A new science implies a new phenomenon to be studied - for computer science the phenomena are not computers qua machines, nor computation qua crunching numbers, but programs. But what is a program? On the Origin of Objects starts with such questions and then asks "how the world may seem for the machines themselves not for us". And if we can ask this of machines why not also of minds and brains and people:

"The point is easier to see in our own case. How we take the world to be - to consist of objects, properties and relations, or of other things, or whatever - cannot depend on how we take our minds or brains to be, since most of us do not take our minds or brains to be any way at all." [p67]

The argument is developed slowly and clearly - this is very readable philosophy. Like the building of a new house on the site of one in which we are constrained to live. We proceed in parts: a temporary encampment in physics until the rest of the ontology is habitable. Smith is cautious in the use he makes of physics - and of materialism in general. Neurophysiologists know much about the wiring and biochemistry of the brain but we should not assume such knowledge will reveal much about thinking per se. For in the case of computers despite knowing enough to build the machine we still understand - "at the right explanatory level" - very little of "what the program is doing." [p148]

Chapter 7 is the heart of the book: there are no objects nor knowing subjects in the "field theoretic" locus in which we "register" a world in flux. The argument is clear and strong, picking up where the early cyberneticists lost their way, with tracking: "consider a frog tracking a fly". But without frog or fly, only "a differential density mass with complex internal structure." The air between is not to be discounted because it seems transparent.

"...how it is that we and perhaps frogs see flies, not electromagnetic radiation, is the registration problem in a nutshell".[p217]

Smith's conclusion is that registering objects is an active process. There is thus a relation between objectifying the world, discreteness, digitality and formalism. Mathematics is an achievement, not something inherent in the nature of the world awaiting our discovery. And computers challenge our conception of what is essentially human so that:

"... computer science's most important contribution to intellectual life: its development of a synthetic methodological stance toward registrational and intentional systems." [p369]
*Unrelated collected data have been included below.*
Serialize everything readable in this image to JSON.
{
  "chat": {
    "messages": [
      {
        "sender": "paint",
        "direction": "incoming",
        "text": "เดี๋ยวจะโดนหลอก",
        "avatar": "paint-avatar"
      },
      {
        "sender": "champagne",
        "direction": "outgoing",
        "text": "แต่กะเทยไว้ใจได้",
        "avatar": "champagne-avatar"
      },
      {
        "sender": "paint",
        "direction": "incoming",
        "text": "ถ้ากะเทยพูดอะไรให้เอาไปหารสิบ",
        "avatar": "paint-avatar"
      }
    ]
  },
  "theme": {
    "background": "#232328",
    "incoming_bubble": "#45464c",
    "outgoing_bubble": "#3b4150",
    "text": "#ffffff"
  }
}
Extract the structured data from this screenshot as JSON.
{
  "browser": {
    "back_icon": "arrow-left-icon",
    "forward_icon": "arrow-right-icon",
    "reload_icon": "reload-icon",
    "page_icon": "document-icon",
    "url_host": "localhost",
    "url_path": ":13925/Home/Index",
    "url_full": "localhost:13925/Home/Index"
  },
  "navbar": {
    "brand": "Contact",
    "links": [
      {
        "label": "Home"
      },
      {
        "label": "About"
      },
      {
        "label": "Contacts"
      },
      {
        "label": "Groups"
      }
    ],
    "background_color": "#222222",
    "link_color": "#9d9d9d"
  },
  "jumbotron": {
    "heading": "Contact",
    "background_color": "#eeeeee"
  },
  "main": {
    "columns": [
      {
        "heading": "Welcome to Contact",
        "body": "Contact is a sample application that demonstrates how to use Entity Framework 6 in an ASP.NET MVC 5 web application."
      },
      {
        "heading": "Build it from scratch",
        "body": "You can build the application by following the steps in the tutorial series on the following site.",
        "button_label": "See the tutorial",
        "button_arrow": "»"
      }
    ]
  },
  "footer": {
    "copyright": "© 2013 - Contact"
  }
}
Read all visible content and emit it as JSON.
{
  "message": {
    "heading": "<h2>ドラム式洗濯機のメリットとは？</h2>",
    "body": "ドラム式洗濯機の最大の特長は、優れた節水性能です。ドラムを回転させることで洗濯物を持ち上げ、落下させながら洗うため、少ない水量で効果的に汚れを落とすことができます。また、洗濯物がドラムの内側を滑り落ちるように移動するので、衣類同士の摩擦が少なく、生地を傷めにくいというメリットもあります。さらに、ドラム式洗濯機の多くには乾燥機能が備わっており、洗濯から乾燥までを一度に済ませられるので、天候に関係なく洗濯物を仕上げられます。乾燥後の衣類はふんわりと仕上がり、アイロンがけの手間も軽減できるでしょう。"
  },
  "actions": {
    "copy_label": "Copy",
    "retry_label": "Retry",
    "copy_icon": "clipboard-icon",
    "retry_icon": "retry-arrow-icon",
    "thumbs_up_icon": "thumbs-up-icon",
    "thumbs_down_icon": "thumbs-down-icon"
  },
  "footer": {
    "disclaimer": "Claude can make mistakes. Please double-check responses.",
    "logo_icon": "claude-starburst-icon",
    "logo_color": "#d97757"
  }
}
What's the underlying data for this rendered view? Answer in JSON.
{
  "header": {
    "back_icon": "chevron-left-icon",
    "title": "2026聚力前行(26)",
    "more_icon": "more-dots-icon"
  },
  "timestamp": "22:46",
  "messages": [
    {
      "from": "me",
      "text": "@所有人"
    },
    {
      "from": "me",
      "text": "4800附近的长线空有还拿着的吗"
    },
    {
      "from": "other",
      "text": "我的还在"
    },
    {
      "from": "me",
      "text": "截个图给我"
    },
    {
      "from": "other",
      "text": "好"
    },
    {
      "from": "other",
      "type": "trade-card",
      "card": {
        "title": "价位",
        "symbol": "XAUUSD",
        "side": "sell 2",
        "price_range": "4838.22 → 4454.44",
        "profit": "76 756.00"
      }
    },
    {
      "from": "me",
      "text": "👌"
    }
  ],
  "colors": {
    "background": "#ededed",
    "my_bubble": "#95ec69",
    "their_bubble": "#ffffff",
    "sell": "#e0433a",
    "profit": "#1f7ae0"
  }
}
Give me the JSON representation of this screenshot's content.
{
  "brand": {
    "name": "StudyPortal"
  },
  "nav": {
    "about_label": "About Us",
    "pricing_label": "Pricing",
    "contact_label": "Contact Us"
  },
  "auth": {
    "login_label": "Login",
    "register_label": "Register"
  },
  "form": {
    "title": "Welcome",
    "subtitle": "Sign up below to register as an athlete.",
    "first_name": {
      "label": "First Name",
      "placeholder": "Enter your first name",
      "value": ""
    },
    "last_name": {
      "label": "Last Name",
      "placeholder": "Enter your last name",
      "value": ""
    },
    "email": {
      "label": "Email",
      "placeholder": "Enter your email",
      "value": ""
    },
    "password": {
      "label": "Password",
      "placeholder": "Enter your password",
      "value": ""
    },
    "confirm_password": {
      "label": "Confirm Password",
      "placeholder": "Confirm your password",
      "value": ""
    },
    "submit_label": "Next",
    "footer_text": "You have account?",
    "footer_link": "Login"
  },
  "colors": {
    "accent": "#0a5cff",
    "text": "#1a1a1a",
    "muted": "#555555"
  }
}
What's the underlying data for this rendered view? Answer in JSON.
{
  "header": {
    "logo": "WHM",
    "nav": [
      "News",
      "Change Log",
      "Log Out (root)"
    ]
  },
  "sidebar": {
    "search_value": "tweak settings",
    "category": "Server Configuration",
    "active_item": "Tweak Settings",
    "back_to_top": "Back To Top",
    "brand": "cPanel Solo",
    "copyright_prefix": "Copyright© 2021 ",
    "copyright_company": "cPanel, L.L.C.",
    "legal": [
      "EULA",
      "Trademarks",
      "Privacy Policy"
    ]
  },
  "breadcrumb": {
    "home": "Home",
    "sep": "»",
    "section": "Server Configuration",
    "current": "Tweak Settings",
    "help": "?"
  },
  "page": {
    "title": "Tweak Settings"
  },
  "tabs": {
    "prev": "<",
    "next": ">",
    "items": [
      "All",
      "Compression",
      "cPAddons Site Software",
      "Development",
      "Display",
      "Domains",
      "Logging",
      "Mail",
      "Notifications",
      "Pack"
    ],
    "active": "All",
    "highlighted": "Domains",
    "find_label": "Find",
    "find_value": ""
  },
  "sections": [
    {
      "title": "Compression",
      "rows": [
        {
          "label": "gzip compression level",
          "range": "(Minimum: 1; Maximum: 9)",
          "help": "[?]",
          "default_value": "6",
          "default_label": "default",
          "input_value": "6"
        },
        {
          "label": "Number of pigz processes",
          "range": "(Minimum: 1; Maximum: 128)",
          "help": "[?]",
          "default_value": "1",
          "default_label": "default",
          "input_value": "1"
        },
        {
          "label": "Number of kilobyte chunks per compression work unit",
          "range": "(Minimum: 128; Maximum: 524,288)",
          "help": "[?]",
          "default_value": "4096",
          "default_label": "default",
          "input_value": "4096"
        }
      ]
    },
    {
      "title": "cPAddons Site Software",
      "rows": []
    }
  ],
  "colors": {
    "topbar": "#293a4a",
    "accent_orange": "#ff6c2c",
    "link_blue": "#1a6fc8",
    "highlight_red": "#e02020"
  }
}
Critics of programming practice have compared it to alchemy and Smith recalls the characterisation of Newton as the last of the magicians. Is this a pre-Newtonian phase, lacking "Laws", awaiting the differential calculus? Another position is suggested:

"... that we are post-Newtonian, in the sense of being inappropriately wedded to a particular reductionist form of scientism, inapplicable to so rich an intentional phenomenon. Another generation of scientists may be the last thing we need. Maybe, instead, we need a new generation of magicians". [p362]

Magician? Magus? Seeking the secret of how it is we "deconvolve the deixis" - plus ça change, plus c'est la même chose. The Alchemist: not a charlatan, but one possessed of much empirical wisdom stumbling after the scheme of things; as this new Science of the Artificial must do, self constructed, self referential, post-post-modern, a metaphysics for the 21st century.